Ce n’est qu’assez
récemment que l’on a commencé à découvrir timidement l’œuvre de David Vogel, un
auteur en langue hébraïque qu’Aharon Appelfeld considère comme l’un des auteurs
majeurs du XXème siècle.
Il faut dire que la vie
de Vogel fut tourmentée. Né dans une petite ville de l’actuelle Ukraine en
1891, il sera exposé à un brassage de langues et de cultures. Installé à
Vilnius, il émigrera d’abord à Vienne puis s’installera à Paris, après être
passé entre autres par la Palestine, où il sera arrêté pour être ensuite déporté
à Auschwitz et y mourir en 1944.
Retrouvé par hasard dans
un fond de manuscrits d’auteurs en langue hébraïque à Tel Aviv en 2010,
« Romance viennoise » vient de faire l’objet d’une traduction et
parution en langue française aux Editions de l’Olivier.
Inspiré de la propre
expérience de l’auteur qui avait vécu une relation adultère avec une femme
mariée dans sa jeunesse à Vienne, « Romance viennoise » nous met sur
les traces et nous plonge dans la vie d’un jeune homme de dix-huit ans tout juste
arrivé de Pologne et venu s’abreuver et s’étourdir, pour apprendre la vie et la
dévorer à pleines dents, dans ce qui est alors la capitale européenne
artistique et intellectuelle de ce début du vingtième siècle.
Ce qui caractérise ce
jeune homme, outre sa soif de vivre, est une indéniable intelligence, doublée
d’un sens aigu de l’à-propos et de la répartie et d’une capacité à observer et
à absorber. D’abord plus ou moins pris en charge par une petite communauté
juive qui réunit artistes ratés et paumés en tous genres (un ténor héroïque
sans voix, un anarchiste déprimé, une cohorte d’alcooliques de toutes sortes
etc… ), il sera repéré par l’un des hommes les plus riches de la capitale. Doté
d’une pension et d’ambitions aussi énormes que mal définies, il part à la découverte
d’un monde dont il ignore tout.
Beau comme un jeune dieu,
il fera bien vite la conquête de sa logeuse, une encore belle et assez jeune
femme mariée à la sensualité dévorante et qui s’ennuie fort d’un mari épousé
trop jeune. En même temps qu’il découvre l’abîme et les limites d’une passion
jalouse et de plus en plus vorace, il multiplie les contacts avec la grande
bourgeoisie et l’aristocratie d’un monde qui n’a pas encore été ravagé par deux
conflits mondiaux.
En même temps que le
jeune homme apprend, à marche forcée, brûlant les étapes, à passer du stade
d’un adolescent doué mais inculte à celui d’un homme fait, brillant et
séducteur, la jeune fille de seize ans de sa logeuse s’éveille progressivement
à l’amour, entraînant le jeune homme dans une nouvelle aventure dont les
conséquences pour tous pourraient être encore bien plus considérables.

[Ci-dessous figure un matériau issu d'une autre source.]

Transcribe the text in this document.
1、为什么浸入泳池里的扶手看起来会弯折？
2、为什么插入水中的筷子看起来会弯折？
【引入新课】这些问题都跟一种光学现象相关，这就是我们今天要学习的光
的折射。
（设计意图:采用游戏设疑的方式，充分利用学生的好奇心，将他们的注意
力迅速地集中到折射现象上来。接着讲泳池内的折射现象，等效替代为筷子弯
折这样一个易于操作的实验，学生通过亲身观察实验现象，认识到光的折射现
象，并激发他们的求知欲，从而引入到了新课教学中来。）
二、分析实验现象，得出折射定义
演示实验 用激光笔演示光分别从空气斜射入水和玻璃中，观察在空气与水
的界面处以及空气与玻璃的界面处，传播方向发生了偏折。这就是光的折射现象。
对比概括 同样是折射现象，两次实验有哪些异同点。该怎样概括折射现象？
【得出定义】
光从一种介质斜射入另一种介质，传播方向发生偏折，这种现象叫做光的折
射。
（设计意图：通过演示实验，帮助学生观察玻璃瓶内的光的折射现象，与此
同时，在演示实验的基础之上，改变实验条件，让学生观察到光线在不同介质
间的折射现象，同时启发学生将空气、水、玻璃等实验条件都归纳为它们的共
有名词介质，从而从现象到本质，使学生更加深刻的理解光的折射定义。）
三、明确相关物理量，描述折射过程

David Vogel se démarque fortement
avec ce roman des auteurs hébraïques de son temps plus soucieux de commenter la
Bible et de commettre des ouvrages « politiquement corrects » que
d’œuvres de création. Ici, il nous plonge dans la vraie vie. Celle d’une ville
où son personnage principal fait le lien permanent entre deux mondes, celui
d’où il vient et qu’il entend quitter et celui où il travaille à trouver sa
place jouant des atouts qui sont les siens. Un monde dans lequel l’honnêteté
compte pour peu car il vaut mieux être plus malin que les autres pour arriver à
ses fins. Un monde où la douleur infligée aux autres importe peu si elle se
traduit en avantages égoïstes et satisfaction de pulsions. Un monde qui tisse
inéluctablement son auto-destruction à force de cupidité, de fatuité,
d’inégalités de plus en plus insupportables. Un monde en pleine agitation.
Bref, un monde qui, bien que séparé du nôtre de cent ans, ressemble fortement à
celui dans lequel nous nous débattons et dont les soubresauts n’annoncent rien
de bon. Fort d’une langue au pouvoir érotique certain, Vogel commet un roman
d’une grande modernité et quelque peu en avance sur son temps.